Zum einen ist bisher kein einziges Gemälde zu Schaden gekommen, weil es stets nur mit einem Glasrahmen geschützte Werke betraf. Und bei Straßenblockaden ist natürlich peinlich darauf zu achten, dass Menschenleben nicht in den Hauch einer Gefahr kommen, aber dafür gibt es schon jetzt Gesetze und Strafmöglichkeiten. Anlass für die Unionsstrebereien ist vielleicht der Unfall einer Radfahrerin in Berlin, die von einem Betonmischer überfahren wurde und verstarb. Zwischenzeitlich war die Aufregung groß, nicht wegen der Verkehrslage und allgemeinen Gefährdung von Radfahrern, sondern weil die Vermutung im Raum stand, ein wegen einer Straßenblockade im Stau steckengebliebenes Hebefahrzeug sei zu spät gekommen, um das Unfallopfer zu befreien. Mittlerweile hat sich herausgestellt, dass die Schuldzuweisungen verfrüht und falsch waren, es wäre nie zum Einsatz dieses Hebewagens gekommen; der Rettungswagen, die Sanis und die Rettungsärztin waren ohne Probleme vor Ort gewesen und hatten sich aus alleinigen Gründen der besten Rettung, wie sie später tweeteten und nach Angaben der "Süddeutschen Zeitung" aussagten, gegen einen Einsatz des Hebewagens entschieden.

CDU und CSU begründen ihren Vorstoß damit, dass nun ein Riegel vorgeschoben werden müsste. Ihr Argument: So könnte die Radikalisierung der Klimabewegung verhindert werden, ihr Abgleiten in gewaltvolles Tun. Schon machte bei Konservativen das Wort von der RAF die Runde, also von jener linksradikalen Terrororganisation, die nicht wenige Jahre lang in Deutschland ihr Unwesen trieb.

Düstere Antworten auf düstere Probleme

Es ist überhaupt nicht auszuschließen, dass es zu Gewalt- oder gar Terrorakten kommen wird. Denn der Klimawandel wird immer radikalere Wirkungen zeitigen, immer mehr Verzweiflung. Stand jetzt ist nicht damit zu rechnen. Das wird aber sicherlich der Fall sein, wenn die Zahl der Hitzetoten krass steigt, weitere Sintfluten zerstören und die Bauern vor verdorrten Feldern stehen. Also ziemlich bald. Bloß: Diese Gewalttaten verhindert man nicht mit Kollektivbestrafung zivilen Ungehorsams. Wer jemals überlegt, als radikaler Klimaschützer einen direkten Weg der Gewalt oder gar des Terrors zu gehen, lässt sich nicht von diesem Gedöns abschrecken, sondern höchstens nur anspornen. Die Union ist komplett auf einem Irrweg.

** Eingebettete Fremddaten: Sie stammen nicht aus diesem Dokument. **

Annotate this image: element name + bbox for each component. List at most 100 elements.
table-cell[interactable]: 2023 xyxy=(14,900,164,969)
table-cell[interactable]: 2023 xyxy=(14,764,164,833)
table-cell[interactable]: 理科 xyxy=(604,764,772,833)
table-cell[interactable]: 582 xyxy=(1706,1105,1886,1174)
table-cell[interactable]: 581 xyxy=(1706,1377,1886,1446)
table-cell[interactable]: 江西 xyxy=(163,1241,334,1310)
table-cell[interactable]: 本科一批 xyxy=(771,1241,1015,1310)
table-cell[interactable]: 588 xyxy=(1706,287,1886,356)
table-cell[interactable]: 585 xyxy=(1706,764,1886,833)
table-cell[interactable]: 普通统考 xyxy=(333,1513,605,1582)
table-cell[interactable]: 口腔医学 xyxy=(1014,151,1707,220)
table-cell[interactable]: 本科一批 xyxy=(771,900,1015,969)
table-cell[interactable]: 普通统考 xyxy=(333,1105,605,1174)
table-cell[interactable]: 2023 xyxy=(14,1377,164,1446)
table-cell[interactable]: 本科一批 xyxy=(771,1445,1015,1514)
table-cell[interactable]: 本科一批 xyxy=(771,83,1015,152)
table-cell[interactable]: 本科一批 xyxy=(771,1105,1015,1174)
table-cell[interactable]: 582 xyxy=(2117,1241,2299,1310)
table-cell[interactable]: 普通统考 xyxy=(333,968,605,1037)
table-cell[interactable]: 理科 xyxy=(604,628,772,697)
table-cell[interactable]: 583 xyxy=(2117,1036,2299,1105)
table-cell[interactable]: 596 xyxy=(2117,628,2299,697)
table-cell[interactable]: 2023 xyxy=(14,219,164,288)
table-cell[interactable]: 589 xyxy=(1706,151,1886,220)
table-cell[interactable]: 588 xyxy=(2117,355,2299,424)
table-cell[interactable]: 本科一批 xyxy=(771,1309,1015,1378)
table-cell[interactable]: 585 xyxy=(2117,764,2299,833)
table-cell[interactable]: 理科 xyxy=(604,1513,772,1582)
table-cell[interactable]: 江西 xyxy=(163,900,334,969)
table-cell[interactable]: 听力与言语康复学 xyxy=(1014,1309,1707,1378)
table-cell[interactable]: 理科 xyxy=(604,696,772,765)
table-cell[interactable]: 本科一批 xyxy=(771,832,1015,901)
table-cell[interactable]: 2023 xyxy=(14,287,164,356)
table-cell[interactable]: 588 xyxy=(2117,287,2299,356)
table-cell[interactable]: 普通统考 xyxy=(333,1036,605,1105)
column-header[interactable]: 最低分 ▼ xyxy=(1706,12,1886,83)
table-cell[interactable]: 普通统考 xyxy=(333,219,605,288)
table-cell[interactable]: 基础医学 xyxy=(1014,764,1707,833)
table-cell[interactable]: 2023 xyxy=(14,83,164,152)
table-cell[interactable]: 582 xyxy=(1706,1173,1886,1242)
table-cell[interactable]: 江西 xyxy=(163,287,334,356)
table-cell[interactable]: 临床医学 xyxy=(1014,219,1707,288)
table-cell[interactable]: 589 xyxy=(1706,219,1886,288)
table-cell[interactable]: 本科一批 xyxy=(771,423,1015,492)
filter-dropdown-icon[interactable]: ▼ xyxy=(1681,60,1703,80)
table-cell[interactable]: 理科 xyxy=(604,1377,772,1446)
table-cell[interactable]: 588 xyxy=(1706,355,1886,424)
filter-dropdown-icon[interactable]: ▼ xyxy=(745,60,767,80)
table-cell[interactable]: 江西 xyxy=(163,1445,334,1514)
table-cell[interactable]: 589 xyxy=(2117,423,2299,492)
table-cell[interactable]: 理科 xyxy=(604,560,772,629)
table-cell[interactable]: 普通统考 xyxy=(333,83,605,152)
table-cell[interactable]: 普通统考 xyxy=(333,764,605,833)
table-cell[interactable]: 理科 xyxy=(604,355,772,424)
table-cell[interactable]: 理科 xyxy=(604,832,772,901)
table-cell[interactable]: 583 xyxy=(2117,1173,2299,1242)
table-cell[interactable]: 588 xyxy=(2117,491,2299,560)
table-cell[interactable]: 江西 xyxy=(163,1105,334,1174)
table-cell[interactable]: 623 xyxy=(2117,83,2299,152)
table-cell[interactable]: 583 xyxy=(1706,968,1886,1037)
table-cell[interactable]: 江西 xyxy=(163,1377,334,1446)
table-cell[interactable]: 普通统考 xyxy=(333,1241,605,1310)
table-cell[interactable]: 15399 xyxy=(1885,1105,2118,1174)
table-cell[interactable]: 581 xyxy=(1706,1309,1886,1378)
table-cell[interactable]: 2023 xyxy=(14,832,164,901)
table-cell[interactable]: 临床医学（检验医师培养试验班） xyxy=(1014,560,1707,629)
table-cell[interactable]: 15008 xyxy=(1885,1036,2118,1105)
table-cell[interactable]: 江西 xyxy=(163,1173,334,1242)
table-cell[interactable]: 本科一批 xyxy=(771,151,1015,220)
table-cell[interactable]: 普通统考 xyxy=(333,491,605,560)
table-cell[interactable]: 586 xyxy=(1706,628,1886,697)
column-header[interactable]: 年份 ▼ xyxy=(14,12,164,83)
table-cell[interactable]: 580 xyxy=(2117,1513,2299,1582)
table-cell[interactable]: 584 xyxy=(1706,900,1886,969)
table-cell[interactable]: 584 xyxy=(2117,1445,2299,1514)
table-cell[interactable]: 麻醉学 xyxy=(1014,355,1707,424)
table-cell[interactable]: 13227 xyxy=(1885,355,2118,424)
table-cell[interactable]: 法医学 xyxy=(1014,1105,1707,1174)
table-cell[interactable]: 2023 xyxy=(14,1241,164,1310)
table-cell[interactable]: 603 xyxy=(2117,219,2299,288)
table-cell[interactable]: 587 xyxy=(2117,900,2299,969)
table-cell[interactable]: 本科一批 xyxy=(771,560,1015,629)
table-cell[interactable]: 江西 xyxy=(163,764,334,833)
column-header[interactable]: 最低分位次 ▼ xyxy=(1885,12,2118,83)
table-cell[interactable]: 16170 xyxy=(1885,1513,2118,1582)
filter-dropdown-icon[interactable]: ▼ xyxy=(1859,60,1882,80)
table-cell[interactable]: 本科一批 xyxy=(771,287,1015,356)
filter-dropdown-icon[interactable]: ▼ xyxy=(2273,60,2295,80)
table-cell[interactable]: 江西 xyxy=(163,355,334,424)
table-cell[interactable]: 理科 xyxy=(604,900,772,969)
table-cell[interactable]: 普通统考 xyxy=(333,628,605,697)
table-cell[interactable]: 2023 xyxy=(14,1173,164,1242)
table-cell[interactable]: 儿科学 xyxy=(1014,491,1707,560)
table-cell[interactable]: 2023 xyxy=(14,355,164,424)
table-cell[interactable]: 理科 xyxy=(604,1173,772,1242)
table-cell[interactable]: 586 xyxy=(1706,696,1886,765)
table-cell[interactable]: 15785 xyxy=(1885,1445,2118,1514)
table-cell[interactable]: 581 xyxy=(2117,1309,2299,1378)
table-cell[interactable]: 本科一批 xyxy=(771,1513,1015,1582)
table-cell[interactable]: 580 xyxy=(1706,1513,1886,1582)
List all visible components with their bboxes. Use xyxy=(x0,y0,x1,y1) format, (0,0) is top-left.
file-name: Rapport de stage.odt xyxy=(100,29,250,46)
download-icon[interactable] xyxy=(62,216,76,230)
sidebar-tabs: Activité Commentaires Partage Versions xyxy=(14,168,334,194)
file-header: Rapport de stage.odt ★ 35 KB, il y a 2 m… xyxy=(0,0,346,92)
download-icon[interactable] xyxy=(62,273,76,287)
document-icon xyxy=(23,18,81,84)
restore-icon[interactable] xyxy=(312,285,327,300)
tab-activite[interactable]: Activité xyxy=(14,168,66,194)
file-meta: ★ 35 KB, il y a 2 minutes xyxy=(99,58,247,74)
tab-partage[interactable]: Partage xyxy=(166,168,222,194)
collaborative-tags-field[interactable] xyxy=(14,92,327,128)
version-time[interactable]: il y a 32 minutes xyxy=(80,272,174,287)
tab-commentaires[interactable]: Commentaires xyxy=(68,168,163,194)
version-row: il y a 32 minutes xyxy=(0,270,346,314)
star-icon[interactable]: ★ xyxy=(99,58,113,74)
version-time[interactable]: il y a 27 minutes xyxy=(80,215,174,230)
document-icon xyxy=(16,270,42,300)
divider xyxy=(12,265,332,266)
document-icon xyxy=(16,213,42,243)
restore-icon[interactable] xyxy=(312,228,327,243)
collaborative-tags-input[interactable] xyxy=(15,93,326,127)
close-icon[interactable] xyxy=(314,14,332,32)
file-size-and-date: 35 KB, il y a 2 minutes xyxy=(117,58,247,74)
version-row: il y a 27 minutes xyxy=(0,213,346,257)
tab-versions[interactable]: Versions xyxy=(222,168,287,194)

Es wäre nicht nur schön, sondern notwendig, wenn CDU und CSU ähnlichen Aktionismus beim Kampf gegen den Klimawandel an den Tag legten. So bauen sie nur an einem Feindbild, an dem sie sich dann abarbeiten können. Das ist alles durch- und überschaubar.

Im Video: COP27 - "Gegen den Klimawandel gibt es keinen Zauberstab"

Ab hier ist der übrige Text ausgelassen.